La motivazione è esplicitata nella sentenza, che prende le mosse dall’art. 6 del Codice: “...la valorizzazzione consiste nell'esercizio delle funzioni e nella disciplina delle attività dirette a promuovere la conoscenza del patrimonio culturale e ad assicurare le migliori condizioni di utilizzazione e fruizione pubblica del patrimonio stesso... La valorizzazione è attuata in forme compatibili con la tutela e tali da non pregiudicarne le esigenze.”
Richiamando gli articoli 111, 112 e 115 del Codice, inerenti la valorizzazione e la gestionedei beni culturali di appartenenza pubblica, la sentenza continua: “[...] la gestione diretta è svolta per mezzo di strutture organizzative interne alle amministrazioni, dotate di adeguata autonomia scientifica, organizzativa, finanziaria e contabile, e provviste di idoneo personale tecnico. Le amministrazioni medesime possono attuare la gestione diretta anche in forma consortile pubblica.

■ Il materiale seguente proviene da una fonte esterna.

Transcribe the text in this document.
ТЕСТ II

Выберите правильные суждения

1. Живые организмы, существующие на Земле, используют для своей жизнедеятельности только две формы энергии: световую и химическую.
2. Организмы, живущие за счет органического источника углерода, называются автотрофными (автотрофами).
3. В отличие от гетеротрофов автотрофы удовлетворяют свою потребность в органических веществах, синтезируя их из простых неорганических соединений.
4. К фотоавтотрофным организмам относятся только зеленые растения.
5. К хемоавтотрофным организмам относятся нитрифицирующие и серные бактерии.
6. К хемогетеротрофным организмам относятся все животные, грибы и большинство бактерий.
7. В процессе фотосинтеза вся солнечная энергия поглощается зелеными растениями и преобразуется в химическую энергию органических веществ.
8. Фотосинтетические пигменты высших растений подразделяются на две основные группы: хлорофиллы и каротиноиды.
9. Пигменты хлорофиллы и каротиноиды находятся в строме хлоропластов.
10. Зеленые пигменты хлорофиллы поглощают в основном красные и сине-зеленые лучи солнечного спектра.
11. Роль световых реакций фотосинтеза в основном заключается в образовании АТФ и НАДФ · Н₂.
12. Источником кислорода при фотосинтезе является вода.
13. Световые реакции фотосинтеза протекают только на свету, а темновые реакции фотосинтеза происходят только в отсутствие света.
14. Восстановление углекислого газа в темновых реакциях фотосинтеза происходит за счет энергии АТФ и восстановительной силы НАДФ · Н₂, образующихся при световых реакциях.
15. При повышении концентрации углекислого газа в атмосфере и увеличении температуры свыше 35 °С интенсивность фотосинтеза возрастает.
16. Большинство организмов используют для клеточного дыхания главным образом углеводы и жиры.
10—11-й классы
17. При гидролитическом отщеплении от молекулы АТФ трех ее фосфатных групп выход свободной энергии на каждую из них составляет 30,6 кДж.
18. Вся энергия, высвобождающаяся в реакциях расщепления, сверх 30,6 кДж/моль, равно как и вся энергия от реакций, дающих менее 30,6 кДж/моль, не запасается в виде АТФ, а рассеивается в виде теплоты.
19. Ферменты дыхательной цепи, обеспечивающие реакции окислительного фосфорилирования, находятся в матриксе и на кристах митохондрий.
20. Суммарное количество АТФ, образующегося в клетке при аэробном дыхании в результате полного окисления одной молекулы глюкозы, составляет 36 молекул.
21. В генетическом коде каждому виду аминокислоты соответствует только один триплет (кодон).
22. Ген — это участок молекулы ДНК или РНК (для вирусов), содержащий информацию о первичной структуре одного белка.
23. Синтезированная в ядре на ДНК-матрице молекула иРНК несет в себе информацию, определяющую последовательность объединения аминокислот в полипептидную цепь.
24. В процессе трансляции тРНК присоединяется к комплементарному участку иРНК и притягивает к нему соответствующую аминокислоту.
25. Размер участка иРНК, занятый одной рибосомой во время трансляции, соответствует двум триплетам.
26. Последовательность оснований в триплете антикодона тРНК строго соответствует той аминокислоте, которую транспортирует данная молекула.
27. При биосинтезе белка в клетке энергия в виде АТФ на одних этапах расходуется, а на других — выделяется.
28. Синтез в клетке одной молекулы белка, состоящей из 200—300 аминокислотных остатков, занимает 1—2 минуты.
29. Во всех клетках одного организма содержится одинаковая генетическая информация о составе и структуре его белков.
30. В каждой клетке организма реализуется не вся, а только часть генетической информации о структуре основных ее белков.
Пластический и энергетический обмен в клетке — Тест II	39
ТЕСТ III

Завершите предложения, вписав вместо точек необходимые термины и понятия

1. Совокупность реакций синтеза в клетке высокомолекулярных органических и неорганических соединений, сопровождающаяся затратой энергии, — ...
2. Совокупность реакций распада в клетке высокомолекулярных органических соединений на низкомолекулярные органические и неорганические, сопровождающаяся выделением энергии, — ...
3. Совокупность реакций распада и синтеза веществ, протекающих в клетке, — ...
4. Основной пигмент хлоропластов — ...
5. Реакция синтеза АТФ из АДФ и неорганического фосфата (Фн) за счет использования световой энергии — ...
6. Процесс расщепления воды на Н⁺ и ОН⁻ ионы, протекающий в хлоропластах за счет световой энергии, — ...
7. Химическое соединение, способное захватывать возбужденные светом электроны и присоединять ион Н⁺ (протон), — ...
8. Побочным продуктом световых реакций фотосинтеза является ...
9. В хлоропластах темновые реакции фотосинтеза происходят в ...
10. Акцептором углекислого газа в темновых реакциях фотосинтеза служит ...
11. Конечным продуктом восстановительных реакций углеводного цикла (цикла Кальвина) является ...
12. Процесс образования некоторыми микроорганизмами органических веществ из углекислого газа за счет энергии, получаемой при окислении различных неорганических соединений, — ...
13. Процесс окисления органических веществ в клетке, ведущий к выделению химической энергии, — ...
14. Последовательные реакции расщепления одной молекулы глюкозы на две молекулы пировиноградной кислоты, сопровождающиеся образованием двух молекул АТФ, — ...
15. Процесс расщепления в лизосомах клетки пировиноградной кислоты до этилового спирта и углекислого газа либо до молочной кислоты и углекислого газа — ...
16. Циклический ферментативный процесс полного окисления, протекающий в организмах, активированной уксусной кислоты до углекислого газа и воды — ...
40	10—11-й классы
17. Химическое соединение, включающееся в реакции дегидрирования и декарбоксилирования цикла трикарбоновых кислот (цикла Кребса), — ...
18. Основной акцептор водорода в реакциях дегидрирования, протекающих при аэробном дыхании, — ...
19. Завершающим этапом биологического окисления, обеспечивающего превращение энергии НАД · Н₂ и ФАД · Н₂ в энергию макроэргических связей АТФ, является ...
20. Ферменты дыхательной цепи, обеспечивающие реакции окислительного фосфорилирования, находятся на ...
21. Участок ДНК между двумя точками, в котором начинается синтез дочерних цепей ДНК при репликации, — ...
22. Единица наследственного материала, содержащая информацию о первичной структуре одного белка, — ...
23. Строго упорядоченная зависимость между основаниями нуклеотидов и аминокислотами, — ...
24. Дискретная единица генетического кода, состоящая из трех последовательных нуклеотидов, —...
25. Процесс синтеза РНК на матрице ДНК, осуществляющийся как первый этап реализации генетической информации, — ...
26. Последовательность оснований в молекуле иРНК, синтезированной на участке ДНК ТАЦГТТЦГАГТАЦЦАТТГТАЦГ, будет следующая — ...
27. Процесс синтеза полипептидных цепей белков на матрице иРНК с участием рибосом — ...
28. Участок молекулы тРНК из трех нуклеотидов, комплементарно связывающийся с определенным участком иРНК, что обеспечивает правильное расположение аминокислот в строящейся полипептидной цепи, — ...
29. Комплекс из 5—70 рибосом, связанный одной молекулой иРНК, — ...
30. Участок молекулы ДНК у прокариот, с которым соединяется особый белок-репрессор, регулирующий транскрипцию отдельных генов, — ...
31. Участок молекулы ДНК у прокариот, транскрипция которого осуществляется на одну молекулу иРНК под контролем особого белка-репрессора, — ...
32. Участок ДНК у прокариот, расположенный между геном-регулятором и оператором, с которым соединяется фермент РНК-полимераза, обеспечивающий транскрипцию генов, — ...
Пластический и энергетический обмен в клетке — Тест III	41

[...] Lo Stato, le regioni e gli altri enti pubblici territoriali ricorrono alla gestione indiretta al fine di assicurare un miglior livello di valorizzazione dei beni culturali. La scelta tra le due forme di gestione è attuata mediante valutazione comparativa in termini di sostenibilità economico-finanziaria e di efficacia, sulla base di obiettivi previamente definiti. La gestione in forma indiretta è attuata nel rispetto dei parametri di cui all'articolo 114.
Le amministrazioni cui i beni pertengono e, ove conferitari dei beni, i soggetti giuridici costituiti ai sensi dell'articolo 112, comma 5, regolano i rapporti con i concessionari delle attività di valorizzazione mediante contratto di servizio, nel quale sono determinati, tra l'altro, i contenuti del progetto di gestione delle attività di valorizzazione ed i relativi tempi di attuazione, i livelli qualitativi delle attività da assicurare e dei servizi da erogare, nonché le professionalità degli addetti. Nel contratto di servizio sono indicati i servizi essenziali che devono essere comunque garantiti per la pubblica fruizione del bene.
Rileva, ancora, la sentenza in oggetto, che: “Il quadro normativo relativo alla valorizzazione del bene culturale consente allora di cogliere significative condizioni e limiti alla sua attuazione. Deve trattarsi di attività volte alla promozione della conoscenza del bene culturale e a migliorarne la fruibilità pubblica; nel perimetro delle attività di valorizzazione sono da ricomprendere anche la promozione e il sostegno degli interventi di conservazione del patrimonio, la cui tutela deve comunque essere al centro dell’attività di valorizzazione. Questa, se è ad iniziativa pubblica, deve necessariamente conformarsi ai principi di libertà di partecipazione, pluralità dei soggetti, continuità di esercizio, parità di trattamento, economicità e trasparenza della gestione. In conclusione, la valorizzazione del bene culturale non può essere assimilata al mero sfruttamento dello stesso per fini di natura imprenditoriale/commerciale, né deve in alcun modo alterare le caratteristiche fisiche del bene o ridurne la fruibilità pubblica...”
Per questi motivi, la Corte ha condannato il responsabile dell’inosservanza rilevata, al pagamento di euro 400.000 oltre spese legali. Si tratta, nello specifico, di un bene archeologico; ma il principio, che questa sentenza richiama e del quale impone il rispetto, è molto preciso: lo stravolgimento di un bene culturale è un atto illegittimo, passibile di pene molto pesanti.
Che la Biblioteca Comunale di Mesagne (che ha 150 anni) sia un bene culturale è innegabile; come è innegabile che essa abbia beneficiato di vari finanziamenti Regionali ed Europei tesi alla valorizzazione, sempre regolarmente impiegati e correttamente rendicontati. Ho dichiarato, fin dallo scorso settembre, che lo stravolgimento della Bib. Com. di Mesagne è un crimine; ma non ero, forse, abbastanza credibile; lo stesso principio, credo, è applicabile anche alla Pinacoteca Comunale. Sarà, forse, il caso che ora la questione venga presa sul serio?